After this there's your typical amount of brooding, until Julie's nice grandmother whips Johnny into action, leading to a basic and cheesy speech, immediately reuniting the couple. This isn't the end of the movie though, because there's one more fight left! And it's in the most bizarre edit imagineable! Brad wants to fight, but Johnny refuses him. Brad slaps him, and when Johnny's face turns back, suddenly they're in the ring hours later! Excuse me? Did I sit on the remote? It's a cool transition, but I feel that maaaybe there were a few things in the middle that had to be explained first?
And lastly, we come to the ending. It's a cool fight, though I question how Brad's open cheating doesn't get him disqualified, or him trying to murder Johnny with a samurai sword. Then the movie just stops, with zero resolution to anything. Don won the fight and that's all that matters, [and I guess we're just to assume that Julie's ok after being stabbed/impaled].
There's a pretty distinctive cast of characters here, some good, others not so much, but most are memorable enough, Johnny is a good lead His cousin Terry is a likeable goofball, despite his somewhat terrible decision making, and a fundamentally flawed understanding of Thai street boxing. Julie's a sweet girl, despite her idiocy in the last act, while her brother is a good villain.
The remainder of the cast are mostly fine, though too numerous to mention, which leads into the next point. Some of the characters felt unnecessary, like the grouchy police inspector. He doggedly = everyone's tracks, but the one time you'd expect him to really step up his game he's nowhere to be seen! I am glad at least though that his character doesn't go too far. He's a pain in the ass, but once Terry dies, he's more apologetic than accusatory. A shame he never really got a final scene. Given what happens in the ending he really should've!

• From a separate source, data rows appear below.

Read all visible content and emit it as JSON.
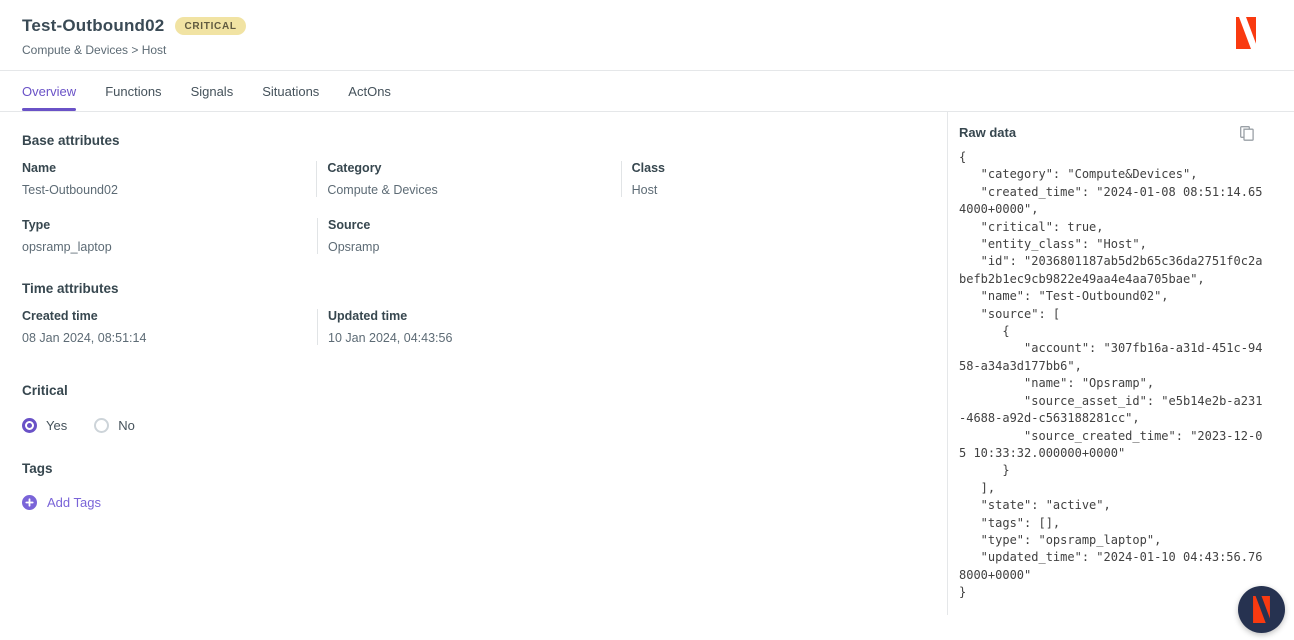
{
  "colors": {
    "accent_purple": "#6a52c7",
    "link_purple": "#7a64d8",
    "badge_bg": "#f1e3a3",
    "badge_text": "#605a40",
    "logo_orange": "#f93a10",
    "fab_navy": "#263250",
    "divider": "#e5e7e9"
  },
  "icons": {
    "brand_logo": "brand-logo-icon",
    "copy": "copy-icon",
    "plus": "plus-icon",
    "fab_logo": "brand-logo-icon"
  },
  "header": {
    "title": "Test-Outbound02",
    "status_badge": "CRITICAL",
    "breadcrumb": "Compute & Devices > Host"
  },
  "tabs": [
    {
      "label": "Overview",
      "active": true
    },
    {
      "label": "Functions",
      "active": false
    },
    {
      "label": "Signals",
      "active": false
    },
    {
      "label": "Situations",
      "active": false
    },
    {
      "label": "ActOns",
      "active": false
    }
  ],
  "base_attributes": {
    "heading": "Base attributes",
    "fields": [
      {
        "label": "Name",
        "value": "Test-Outbound02"
      },
      {
        "label": "Category",
        "value": "Compute & Devices"
      },
      {
        "label": "Class",
        "value": "Host"
      },
      {
        "label": "Type",
        "value": "opsramp_laptop"
      },
      {
        "label": "Source",
        "value": "Opsramp"
      }
    ]
  },
  "time_attributes": {
    "heading": "Time attributes",
    "fields": [
      {
        "label": "Created time",
        "value": "08 Jan 2024, 08:51:14"
      },
      {
        "label": "Updated time",
        "value": "10 Jan 2024, 04:43:56"
      }
    ]
  },
  "critical": {
    "heading": "Critical",
    "options": [
      {
        "label": "Yes",
        "selected": true
      },
      {
        "label": "No",
        "selected": false
      }
    ]
  },
  "tags": {
    "heading": "Tags",
    "add_label": "Add Tags"
  },
  "raw_panel": {
    "heading": "Raw data",
    "json_text": "{\n   \"category\": \"Compute&Devices\",\n   \"created_time\": \"2024-01-08 08:51:14.65\n4000+0000\",\n   \"critical\": true,\n   \"entity_class\": \"Host\",\n   \"id\": \"2036801187ab5d2b65c36da2751f0c2a\nbefb2b1ec9cb9822e49aa4e4aa705bae\",\n   \"name\": \"Test-Outbound02\",\n   \"source\": [\n      {\n         \"account\": \"307fb16a-a31d-451c-94\n58-a34a3d177bb6\",\n         \"name\": \"Opsramp\",\n         \"source_asset_id\": \"e5b14e2b-a231\n-4688-a92d-c563188281cc\",\n         \"source_created_time\": \"2023-12-0\n5 10:33:32.000000+0000\"\n      }\n   ],\n   \"state\": \"active\",\n   \"tags\": [],\n   \"type\": \"opsramp_laptop\",\n   \"updated_time\": \"2024-01-10 04:43:56.76\n8000+0000\"\n}"
  }
}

While there may not be a lot of it, the kickboxing and martial arts on display in Ring of Fire is neat! Some of the editing might not capture it perfectly, but for the most part the choreography and stunt work here is commendable.
The soundtrack here is fun enough, and cheesy in a very late 80s/early 90s way, as well as overdramatic in certain scenes. Nothing to complain about. Funnily enough the same can be said of the acting. Wilson and Maria Ford are fine, and while everyone gets their over-the-top moment, some worse than others, the two leads are always good.